How To
Steps in running the code
The model is trained using the privacyFineTune.ipynb file and is queried with the testPrivacy.ipynb file. There is no need to run the fine-tuning again as the model is already avalible on huggingface however we will still give instruction on how to do it.
Fine tuning is pretty simple as the majority of it has alread been set up for easy use. If you wish to train the model the same as we did, just run everything as is and then log in using your personal huggingface token.
If you wish to use a different model or dataset, then do the following
- As this file is made specifically for fine-tuning Llama 2, we suggest keeping the model_name variable untouced. However if you want to change it, change it to the model name you wish avalible in the Transformers Library.
- Change the dataset name to whatever dataset is desired (must be supported by huggingface dataset library).
- Change the new_model name to whatever you want.

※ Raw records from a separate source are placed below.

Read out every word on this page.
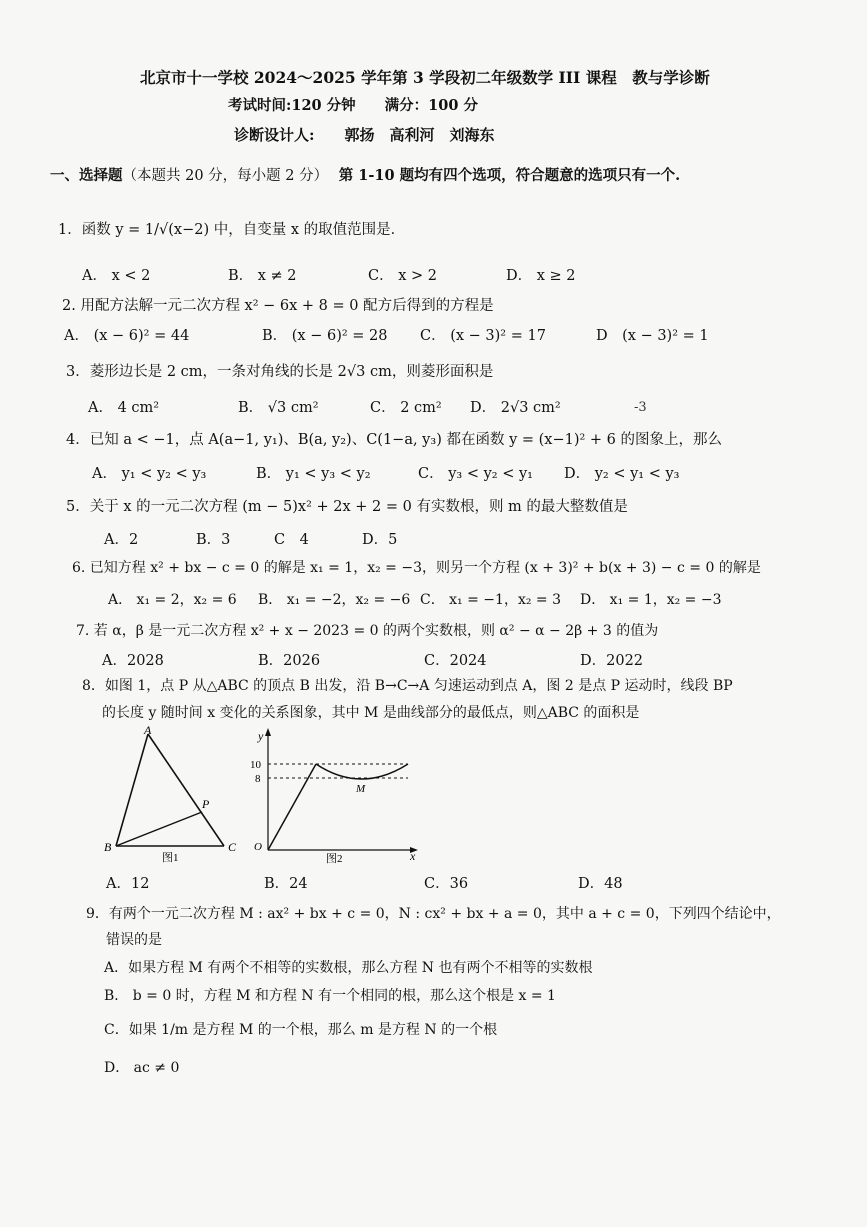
北京市十一学校 2024～2025 学年第 3 学段初二年级数学 III 课程　教与学诊断
考试时间:120 分钟　　满分：100 分
诊断设计人:　　郭扬　高利河　刘海东
一、选择题（本题共 20 分，每小题 2 分） 第 1-10 题均有四个选项，符合题意的选项只有一个.
1．函数 y = 1/√(x−2) 中，自变量 x 的取值范围是．
A． x < 2	B． x ≠ 2	C． x > 2	D． x ≥ 2
2. 用配方法解一元二次方程 x² − 6x + 8 = 0 配方后得到的方程是
A． (x − 6)² = 44	B． (x − 6)² = 28 C． (x − 3)² = 17	D　(x − 3)² = 1
3．菱形边长是 2 cm，一条对角线的长是 2√3 cm，则菱形面积是
A． 4 cm²	B． √3 cm²	C． 2 cm² D． 2√3 cm²	-3
4．已知 a < −1，点 A(a−1, y₁)、B(a, y₂)、C(1−a, y₃) 都在函数 y = (x−1)² + 6 的图象上，那么
A． y₁ < y₂ < y₃	B． y₁ < y₃ < y₂	C． y₃ < y₂ < y₁ D． y₂ < y₁ < y₃
5．关于 x 的一元二次方程 (m − 5)x² + 2x + 2 = 0 有实数根，则 m 的最大整数值是
A．2	B．3	C　4	D．5
6. 已知方程 x² + bx − c = 0 的解是 x₁ = 1，x₂ = −3，则另一个方程 (x + 3)² + b(x + 3) − c = 0 的解是
A． x₁ = 2，x₂ = 6 B． x₁ = −2，x₂ = −6 C． x₁ = −1，x₂ = 3 D． x₁ = 1，x₂ = −3
7. 若 α，β 是一元二次方程 x² + x − 2023 = 0 的两个实数根，则 α² − α − 2β + 3 的值为
A．2028	B．2026	C．2024	D．2022
8．如图 1，点 P 从△ABC 的顶点 B 出发，沿 B→C→A 匀速运动到点 A，图 2 是点 P 运动时，线段 BP
的长度 y 随时间 x 变化的关系图象，其中 M 是曲线部分的最低点，则△ABC 的面积是
A
B	C
P
图1
y
x
O
10
8
M
图2
A．12	B．24	C．36	D．48
9．有两个一元二次方程 M : ax² + bx + c = 0，N : cx² + bx + a = 0，其中 a + c = 0，下列四个结论中，
错误的是
A．如果方程 M 有两个不相等的实数根，那么方程 N 也有两个不相等的实数根
B． b = 0 时，方程 M 和方程 N 有一个相同的根，那么这个根是 x = 1
C．如果 1/m 是方程 M 的一个根，那么 m 是方程 N 的一个根
D． ac ≠ 0
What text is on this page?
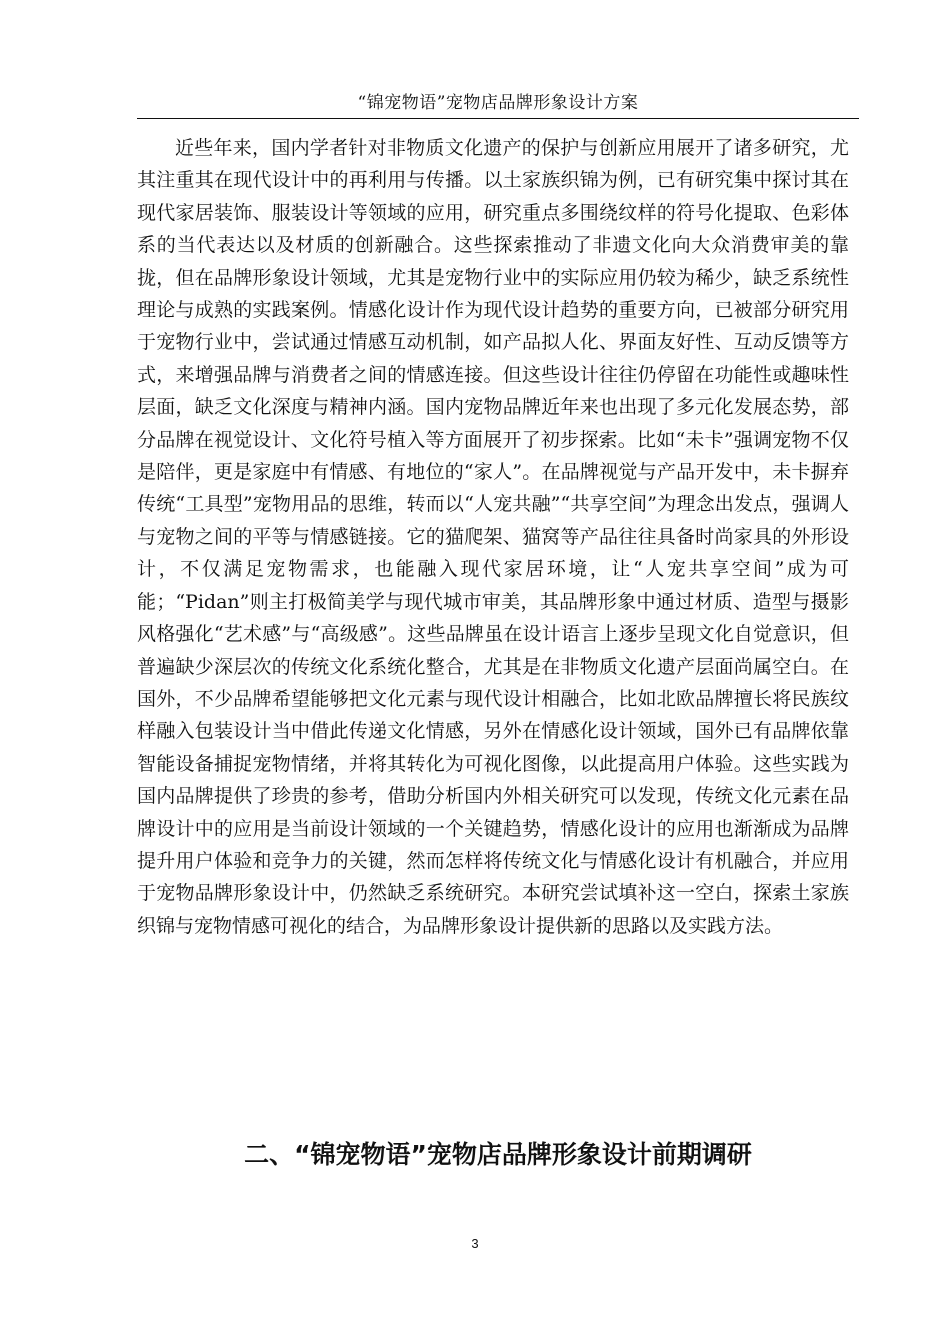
“锦宠物语”宠物店品牌形象设计方案

近些年来，国内学者针对非物质文化遗产的保护与创新应用展开了诸多研究，尤其注重其在现代设计中的再利用与传播。以土家族织锦为例，已有研究集中探讨其在现代家居装饰、服装设计等领域的应用，研究重点多围绕纹样的符号化提取、色彩体系的当代表达以及材质的创新融合。这些探索推动了非遗文化向大众消费审美的靠拢，但在品牌形象设计领域，尤其是宠物行业中的实际应用仍较为稀少，缺乏系统性理论与成熟的实践案例。情感化设计作为现代设计趋势的重要方向，已被部分研究用于宠物行业中，尝试通过情感互动机制，如产品拟人化、界面友好性、互动反馈等方式，来增强品牌与消费者之间的情感连接。但这些设计往往仍停留在功能性或趣味性层面，缺乏文化深度与精神内涵。国内宠物品牌近年来也出现了多元化发展态势，部分品牌在视觉设计、文化符号植入等方面展开了初步探索。比如“未卡”强调宠物不仅是陪伴，更是家庭中有情感、有地位的“家人”。在品牌视觉与产品开发中，未卡摒弃传统“工具型”宠物用品的思维，转而以“人宠共融”“共享空间”为理念出发点，强调人与宠物之间的平等与情感链接。它的猫爬架、猫窝等产品往往具备时尚家具的外形设计，不仅满足宠物需求，也能融入现代家居环境，让“人宠共享空间”成为可能；“Pidan”则主打极简美学与现代城市审美，其品牌形象中通过材质、造型与摄影风格强化“艺术感”与“高级感”。这些品牌虽在设计语言上逐步呈现文化自觉意识，但普遍缺少深层次的传统文化系统化整合，尤其是在非物质文化遗产层面尚属空白。在国外，不少品牌希望能够把文化元素与现代设计相融合，比如北欧品牌擅长将民族纹样融入包装设计当中借此传递文化情感，另外在情感化设计领域，国外已有品牌依靠智能设备捕捉宠物情绪，并将其转化为可视化图像，以此提高用户体验。这些实践为国内品牌提供了珍贵的参考，借助分析国内外相关研究可以发现，传统文化元素在品牌设计中的应用是当前设计领域的一个关键趋势，情感化设计的应用也渐渐成为品牌提升用户体验和竞争力的关键，然而怎样将传统文化与情感化设计有机融合，并应用于宠物品牌形象设计中，仍然缺乏系统研究。本研究尝试填补这一空白，探索土家族织锦与宠物情感可视化的结合，为品牌形象设计提供新的思路以及实践方法。

二、“锦宠物语”宠物店品牌形象设计前期调研
3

- adjust the dataset_text_field="" variable to the name of the row of text in your dataset. For example in the sjsq dataset the text column is called "Text".
- Change the prompt variable to a question you want to ask it.

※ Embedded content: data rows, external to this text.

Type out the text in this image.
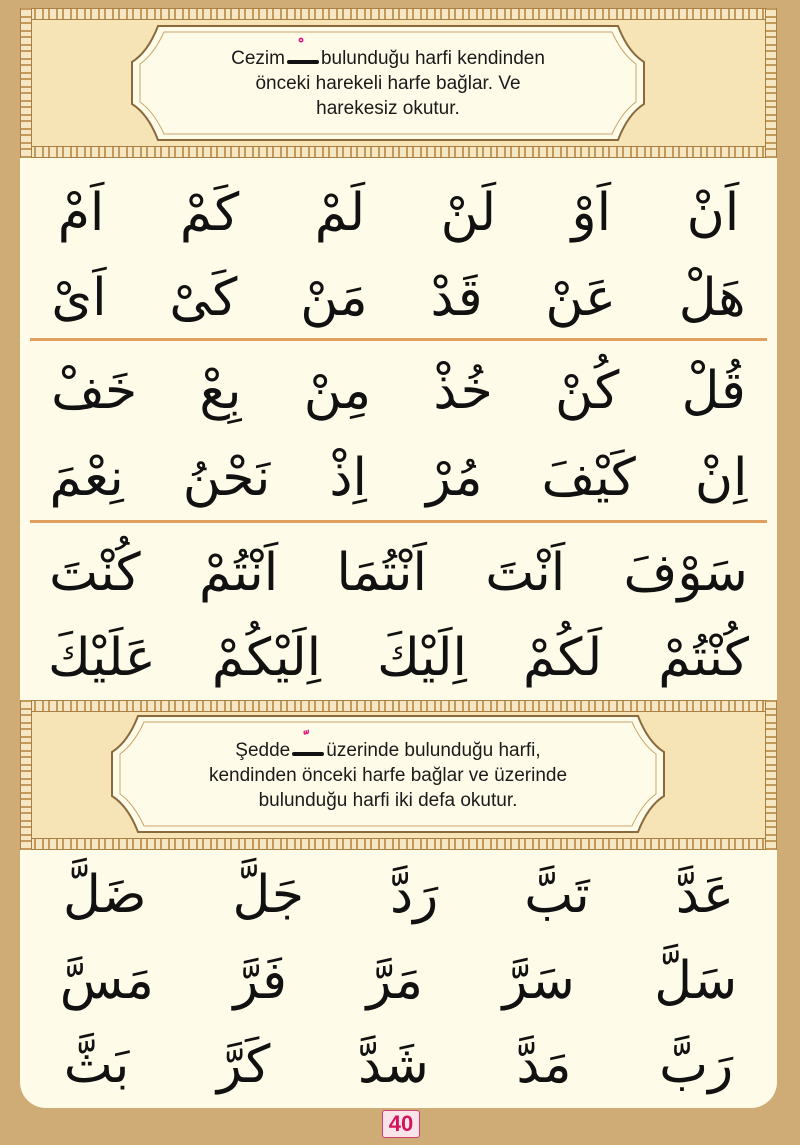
Cezim bulunduğu harfi kendinden
önceki harekeli harfe bağlar. Ve
harekesiz okutur.
اَنْ
اَوْ
لَنْ
لَمْ
كَمْ
اَمْ
هَلْ
عَنْ
قَدْ
مَنْ
كَىْ
اَىْ
قُلْ
كُنْ
خُذْ
مِنْ
بِعْ
خَفْ
اِنْ
كَيْفَ
مُرْ
اِذْ
نَحْنُ
نِعْمَ
سَوْفَ
اَنْتَ
اَنْتُمَا
اَنْتُمْ
كُنْتَ
كُنْتُمْ
لَكُمْ
اِلَيْكَ
اِلَيْكُمْ
عَلَيْكَ
Şedde üzerinde bulunduğu harfi,
kendinden önceki harfe bağlar ve üzerinde
bulunduğu harfi iki defa okutur.
عَدَّ
تَبَّ
رَدَّ
جَلَّ
ضَلَّ
سَلَّ
سَرَّ
مَرَّ
فَرَّ
مَسَّ
رَبَّ
مَدَّ
شَدَّ
كَرَّ
بَثَّ
40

Aside from these changes, run the file from top to bottom to train the model. Should take about 25 minutes in total.
The testPrivacy.ipynb file contains the test prompts that were used to test the model. It should be set to run as is with our model. If you wish to add custom prompts to the file, do so by creating a new codeblock and using the syntax
prompt = "Your question"
We also provided two different privacy policies for refrence. The first is from TopHive and the second is from Starbucks. The starbucks one does not work as it is too big and you run out of GPU ram fast on the free colab plus Llama doesn't like how many words are in it. TopHive does work however. To use these privacy policies in your prompt change the policy variable to the name of the company you are using the policy of
policy = starbucks
Then run one of the question boxes or make your own prompt.
To run the text generation chose a prompt first by running that box then run
result = pipe(f"<s>[INST] {prompt} [/INST]")
Other than that basically run the code from start to bottom until you get to the prompt section. All prompts are saved in the "resultList" variable.